Posted by BeaHappi on August 9, 2007 at 9:51 a.m. (Suggest removal)

uknow1 - I thought the same thing. I've seen these niches. I love the idea of a tribute to someone who has passed, but would never leave priceless and irreplaceable items in one of them.

Posted by schlederdecopan on August 9, 2007 at 10:08 a.m. (Suggest removal)

The cemetery thieves are well established in the City of San Buenaventura.

The grave desecrators have hit earlier some 42 years ago, when they completely removed some 600 headstones, flush markers, crypts and family plot curbs from the graves of 3,000 'resting souls' at the St. Mary's/Protestant and Hebrew Cemeteries, 1 mile east of the Mission doors on Main St.

They didn't try to re-sell the headstones for profit. They just simply trucked them all up to their storage yard in Hall Canyon and when the time was right, pushed them off the 100' cliff to the dry barranca below.

They even went so far as to rename the cemetery site in order to hide their 'illegal' (to this day) grave desecration. The cover-up name is now Cemetery Memorial Park(?). Though they are ashamed to post any signage as to just what the 7 acre cemetery is.

It is a cemetery and will always be a cemetery until the 3,000 dead are exhumed and re-buried in another cemetery. It can not be a 'passive' park. This is a invention by the grave desecrators to cover their tracks.

These grave desecrators are none other than our City Council!

Granted, today's City Council did not actually do the grave desecration, but when requested to restore the cemetery to it's legal status by hundreds of the 'living descendants of the deceased' and the general public, to install a legal perimeter fence, legal signs, legal grave markings and making it illegal for dog owners to use the cemetery for dog duty....this City Council (today's Mayor Morehouse, Weir, Fulton, Brennan, Monahan, Andrews and Summers (did not vote) has done everything in their power to "maintain and condone" the massive grave desecration and keep this cemetery an "ongoing" daily cemetery desecration!

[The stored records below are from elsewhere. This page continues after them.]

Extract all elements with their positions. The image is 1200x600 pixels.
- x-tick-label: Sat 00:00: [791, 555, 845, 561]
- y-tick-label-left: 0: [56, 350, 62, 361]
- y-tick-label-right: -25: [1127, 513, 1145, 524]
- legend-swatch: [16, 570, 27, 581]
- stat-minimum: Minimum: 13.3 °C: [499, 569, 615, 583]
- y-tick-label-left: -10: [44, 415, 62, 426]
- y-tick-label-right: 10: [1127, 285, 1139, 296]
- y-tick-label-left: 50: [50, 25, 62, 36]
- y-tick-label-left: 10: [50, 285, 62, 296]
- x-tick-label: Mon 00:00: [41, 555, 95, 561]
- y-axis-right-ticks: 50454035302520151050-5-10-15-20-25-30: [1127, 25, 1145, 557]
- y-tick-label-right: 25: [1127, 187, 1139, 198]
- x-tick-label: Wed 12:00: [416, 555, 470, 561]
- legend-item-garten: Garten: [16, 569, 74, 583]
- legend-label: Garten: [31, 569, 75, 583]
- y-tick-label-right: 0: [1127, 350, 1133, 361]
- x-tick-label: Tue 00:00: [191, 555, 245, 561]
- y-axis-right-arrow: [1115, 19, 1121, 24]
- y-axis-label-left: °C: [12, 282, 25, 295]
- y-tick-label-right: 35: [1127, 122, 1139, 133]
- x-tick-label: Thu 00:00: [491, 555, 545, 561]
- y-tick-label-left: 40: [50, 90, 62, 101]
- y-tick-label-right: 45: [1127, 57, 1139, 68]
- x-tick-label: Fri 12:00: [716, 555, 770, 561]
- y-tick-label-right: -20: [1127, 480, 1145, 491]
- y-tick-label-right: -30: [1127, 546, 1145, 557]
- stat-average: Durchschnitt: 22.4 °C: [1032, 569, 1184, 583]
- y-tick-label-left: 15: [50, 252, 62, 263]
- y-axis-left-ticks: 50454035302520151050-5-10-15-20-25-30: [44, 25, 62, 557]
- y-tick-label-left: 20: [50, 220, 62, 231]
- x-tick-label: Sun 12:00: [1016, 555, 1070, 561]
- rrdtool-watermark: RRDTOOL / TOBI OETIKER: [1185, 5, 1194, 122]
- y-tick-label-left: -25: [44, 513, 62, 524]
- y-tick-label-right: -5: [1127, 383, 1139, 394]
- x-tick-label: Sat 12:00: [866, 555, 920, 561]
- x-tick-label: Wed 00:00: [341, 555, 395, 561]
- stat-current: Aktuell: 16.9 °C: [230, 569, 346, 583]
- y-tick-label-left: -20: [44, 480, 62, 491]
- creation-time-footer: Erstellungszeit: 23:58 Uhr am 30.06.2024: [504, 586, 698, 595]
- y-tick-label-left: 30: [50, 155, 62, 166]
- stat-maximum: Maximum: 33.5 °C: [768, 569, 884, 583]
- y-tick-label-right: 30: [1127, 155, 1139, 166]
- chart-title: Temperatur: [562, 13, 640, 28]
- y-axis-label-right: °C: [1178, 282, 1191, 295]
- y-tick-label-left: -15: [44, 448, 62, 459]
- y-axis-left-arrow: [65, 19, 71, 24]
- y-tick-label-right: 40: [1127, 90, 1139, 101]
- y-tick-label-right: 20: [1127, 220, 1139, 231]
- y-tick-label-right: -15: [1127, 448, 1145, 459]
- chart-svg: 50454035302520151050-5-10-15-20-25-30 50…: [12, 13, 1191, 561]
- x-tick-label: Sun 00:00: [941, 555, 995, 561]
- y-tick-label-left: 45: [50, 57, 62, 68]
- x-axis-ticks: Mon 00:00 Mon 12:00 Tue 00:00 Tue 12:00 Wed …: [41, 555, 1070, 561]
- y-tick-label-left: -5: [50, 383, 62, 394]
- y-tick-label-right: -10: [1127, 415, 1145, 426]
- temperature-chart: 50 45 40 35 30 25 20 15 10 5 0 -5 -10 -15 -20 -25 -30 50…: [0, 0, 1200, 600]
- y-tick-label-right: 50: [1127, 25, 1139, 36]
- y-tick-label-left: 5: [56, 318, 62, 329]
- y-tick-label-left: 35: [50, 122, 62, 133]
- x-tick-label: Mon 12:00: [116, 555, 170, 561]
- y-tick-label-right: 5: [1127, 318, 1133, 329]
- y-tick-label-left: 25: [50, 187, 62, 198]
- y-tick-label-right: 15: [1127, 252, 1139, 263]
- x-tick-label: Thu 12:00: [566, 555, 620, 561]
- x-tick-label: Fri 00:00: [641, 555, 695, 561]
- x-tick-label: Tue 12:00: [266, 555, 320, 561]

That would suggest that this City Council is just as guilty as all of the past Councils that allow the resting place of our Ventura County Fore-Fathers to be desecrated ON A DAILY BASIS!

You can help. Do not re-elect the council members running for re-election this November:

Mayor Morehouse
Christie Weir
Bill Fulton

And if you're interested, there's another 3,850 desecrated graves beneath the 1920 Holy Cross School just west of the Mission on Main Street...the original Mission Cemetery. It seems like the Catholic Archdiocese of Los Angeles and the Cardinal Mahoney would like to get into the grave desecration business also.

This school house must come down!

Saddam Hussein would be so proud of the City Council of San Buenaventura and the Archdiocese of Los Angeles for successfully maintaining 7,000 desecrated graves in our town.

Please see www.restorestmarys.org for the details.

God Help Us

Posted by AnnaWhaat on August 11, 2007 at 9:42 p.m. (Suggest removal)

Ivy Lawn managers told families the valuables would be safe in the glass-front niches, When Management tells you they are safe then they should be safe ! And I do believe they are locked? Not sure but I would definately think so.

schlederdecopan,As for your comment I agree this is tragic ! How can this possibly be justified ! My heart goes out to the resting souls in this graveyard......thier families and loved ones. Although I do believe the soul leaves the body upon death. This is just disrepectful !!!!!!! Turn it back into a cemetary! Put the headstones back at the cities expense!